Dynamic evolution of structure–activity of anode on lead release and overpotential change in zinc electrowinning

Abstract

Anode is the main source of lead (Pb) contaminations in zinc (Zn) electrowinning, also greatly affects the energy consumption due to the high dependence of overpotential for the oxygen evolution reaction (OER) on anodic oxide film (AOF). Herein, continuous tracking of the Pb-based anode was conducted for 60 d to reveal the evolution of structure–activity relationship with the growth of AOF. Results showed that three competitive reactions including Pb corrosion reaction, Mn2+ oxidation reaction and OER on the anode had complex interactive influences on the characteristic evolution of AOF as time increased periodically.
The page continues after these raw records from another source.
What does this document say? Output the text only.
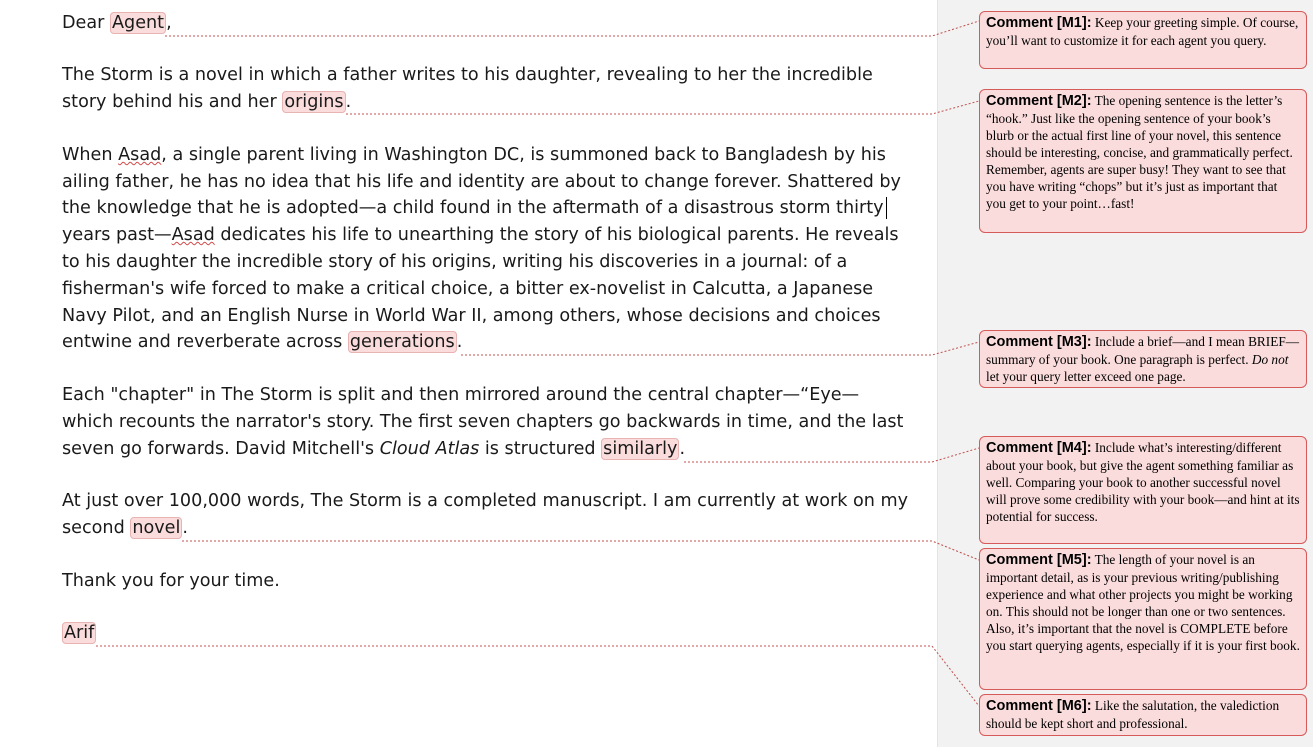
Dear Agent ,
The Storm is a novel in which a father writes to his daughter, revealing to her the incredible
story behind his and her origins .
When Asad, a single parent living in Washington DC, is summoned back to Bangladesh by his
ailing father, he has no idea that his life and identity are about to change forever. Shattered by
the knowledge that he is adopted—a child found in the aftermath of a disastrous storm thirty
years past—Asad dedicates his life to unearthing the story of his biological parents. He reveals
to his daughter the incredible story of his origins, writing his discoveries in a journal: of a
fisherman's wife forced to make a critical choice, a bitter ex-novelist in Calcutta, a Japanese
Navy Pilot, and an English Nurse in World War II, among others, whose decisions and choices
entwine and reverberate across generations .
Each "chapter" in The Storm is split and then mirrored around the central chapter—“Eye—
which recounts the narrator's story. The first seven chapters go backwards in time, and the last
seven go forwards. David Mitchell's Cloud Atlas is structured similarly .
At just over 100,000 words, The Storm is a completed manuscript. I am currently at work on my
second novel .
Thank you for your time.
Arif
Comment [M1]: Keep your greeting simple. Of course, you’ll want to customize it for each agent you query.
Comment [M2]: The opening sentence is the letter’s “hook.” Just like the opening sentence of your book’s blurb or the actual first line of your novel, this sentence should be interesting, concise, and grammatically perfect. Remember, agents are super busy! They want to see that you have writing “chops” but it’s just as important that you get to your point…fast!
Comment [M3]: Include a brief—and I mean BRIEF—summary of your book. One paragraph is perfect. Do not let your query letter exceed one page.
Comment [M4]: Include what’s interesting/different about your book, but give the agent something familiar as well. Comparing your book to another successful novel will prove some credibility with your book—and hint at its potential for success.
Comment [M5]: The length of your novel is an important detail, as is your previous writing/publishing experience and what other projects you might be working on. This should not be longer than one or two sentences. Also, it’s important that the novel is COMPLETE before you start querying agents, especially if it is your first book.
Comment [M6]: Like the salutation, the valediction should be kept short and professional.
With the continuous formation and coverage of AOF (PbSO4/ PbO2/MnO2) during the early 15 d, the Pb-based anode exhibited obvious self-protection effects of less Pb released and less MnO2-containing waste generated, which were attributed to the physically blocking effect of AOF against the excessive exposure of Pb surface by the dense and reticular structure and the electrochemically inhibiting effect for the Mn2+ oxidation by abundant Mn3+ and oxygen vacancy (Ov) of MnO2. Density-Functional-Theory (DFT) calculation indicated that the PbSO4 with higher energy band gap (4.19 eV) and lower formation energy (-1.51 eV atom−1) was prone to form and accumulate, which caused increasing voltage and accelerating release of Pb in the late stage due to over-thickness and structure instability of AOF. This study can provide inspiration for the future design or reconstruction of highly effective AOF structure to synergistically reduce pollution generation of Pb and anode slime and decrease OER overpotential.